Cook was called out by the federal opposition after it was revealed public servants had racked up a $12,637 bill for work meetings.

The opposition called it a “a complete rort of taxpayers’ money’’.

Cook apologised for the excess, including a $1209 bill for a booking at at the one-hat Courgette Restaurant in Canberra.

Federal Opposition education spokeswoman Sarah Henderson said, “How could you run a department which allows this sort of flagrant waste of taxpayers’ dollars?’’

“Meetings should be held in a meeting room with a cup of tea and a biscuit, not in fine dining restaurants.

“That’s just a complete rort of taxpayers’ money in my view.

“These are just restaurant rorts – it’s a disgrace.”

Cook banned the practice after a meeting with federal Education Minister Jason Clare last month.

“I think we have let the taxpayers down in terms of what they would expect of public servants,” Cook said.

“We now have limits on the expenditure that is allowed to be made … the maximum rate is $77 (per person for meals).”

The ban is part of a new hospitality and business catering policy, tabled in the Senate.

Alcohol must not be purchased without explicit consent from Cook.

“Any decision to spend relevant money on official hospitality or business catering must be publicly defensible,’’ the policy states.

Bureaucrats are now banned from spending taxpayers’ money on three-course meals, on food or drinks for social occasions, or on tips to restaurant staff.

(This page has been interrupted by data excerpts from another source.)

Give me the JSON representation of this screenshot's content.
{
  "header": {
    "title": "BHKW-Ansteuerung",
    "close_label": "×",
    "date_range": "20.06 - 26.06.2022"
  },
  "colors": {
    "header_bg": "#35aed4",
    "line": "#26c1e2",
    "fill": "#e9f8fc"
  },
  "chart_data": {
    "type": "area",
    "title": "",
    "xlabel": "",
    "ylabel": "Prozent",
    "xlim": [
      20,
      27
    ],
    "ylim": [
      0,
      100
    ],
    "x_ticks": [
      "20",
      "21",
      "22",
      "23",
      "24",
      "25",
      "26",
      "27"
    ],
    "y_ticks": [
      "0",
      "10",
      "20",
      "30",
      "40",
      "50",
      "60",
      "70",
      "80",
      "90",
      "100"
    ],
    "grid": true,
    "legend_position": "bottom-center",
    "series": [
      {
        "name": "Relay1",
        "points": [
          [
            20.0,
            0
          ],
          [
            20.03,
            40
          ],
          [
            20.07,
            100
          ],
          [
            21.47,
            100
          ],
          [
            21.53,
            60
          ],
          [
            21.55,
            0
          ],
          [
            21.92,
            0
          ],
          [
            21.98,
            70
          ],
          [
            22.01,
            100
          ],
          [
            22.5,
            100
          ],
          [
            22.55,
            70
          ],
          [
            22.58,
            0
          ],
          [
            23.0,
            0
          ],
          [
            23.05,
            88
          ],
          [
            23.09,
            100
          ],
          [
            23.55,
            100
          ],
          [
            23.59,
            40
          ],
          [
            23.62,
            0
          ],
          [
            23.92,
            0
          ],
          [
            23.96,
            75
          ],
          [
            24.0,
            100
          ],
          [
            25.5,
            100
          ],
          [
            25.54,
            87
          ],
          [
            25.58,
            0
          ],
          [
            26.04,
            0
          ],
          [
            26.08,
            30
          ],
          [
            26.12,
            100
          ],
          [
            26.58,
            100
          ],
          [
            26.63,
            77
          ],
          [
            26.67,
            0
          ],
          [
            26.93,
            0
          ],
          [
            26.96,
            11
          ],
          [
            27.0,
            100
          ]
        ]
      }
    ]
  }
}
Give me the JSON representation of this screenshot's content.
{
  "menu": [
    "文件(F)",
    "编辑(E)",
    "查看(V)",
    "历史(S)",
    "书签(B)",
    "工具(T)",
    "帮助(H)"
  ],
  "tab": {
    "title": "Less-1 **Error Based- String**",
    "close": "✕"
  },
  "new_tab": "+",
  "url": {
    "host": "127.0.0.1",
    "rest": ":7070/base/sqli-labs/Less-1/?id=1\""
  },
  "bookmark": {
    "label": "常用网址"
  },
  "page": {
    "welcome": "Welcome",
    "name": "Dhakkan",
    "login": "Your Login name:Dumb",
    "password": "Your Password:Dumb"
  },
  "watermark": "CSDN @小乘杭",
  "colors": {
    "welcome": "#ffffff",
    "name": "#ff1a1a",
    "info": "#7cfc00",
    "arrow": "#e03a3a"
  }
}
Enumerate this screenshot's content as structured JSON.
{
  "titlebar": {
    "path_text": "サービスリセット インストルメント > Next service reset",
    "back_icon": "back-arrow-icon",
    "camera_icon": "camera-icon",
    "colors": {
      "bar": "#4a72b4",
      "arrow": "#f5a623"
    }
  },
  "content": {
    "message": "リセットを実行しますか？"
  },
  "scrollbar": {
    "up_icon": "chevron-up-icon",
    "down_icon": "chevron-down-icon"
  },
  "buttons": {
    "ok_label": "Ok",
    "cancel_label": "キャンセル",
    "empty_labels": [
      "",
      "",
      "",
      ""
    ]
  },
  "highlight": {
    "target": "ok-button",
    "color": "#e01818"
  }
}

Senator Henderson aimed an arrow at newly appointed Jobs and Skills Australia Commissioner, Professor Barney Glover, who she said claimed a $37,000 payment to sit on Universities Accord review panel, at the time he was vice-chancellor of Western Sydney University.

“It’s not right, that when Australians are struggling to put food on the table, that you’ve got a vice chancellor earning a million dollars a year, who then seeks to charge the Commonwealth another $37,000 for working during the week when he’s already being paid by the university,’’ she told the Senate estimates hearing.

“This does not pass the pub test.’’

Glover donated the $37,000 payment, after tax was deducted, to the University of Western Sydney medical research school in June last year.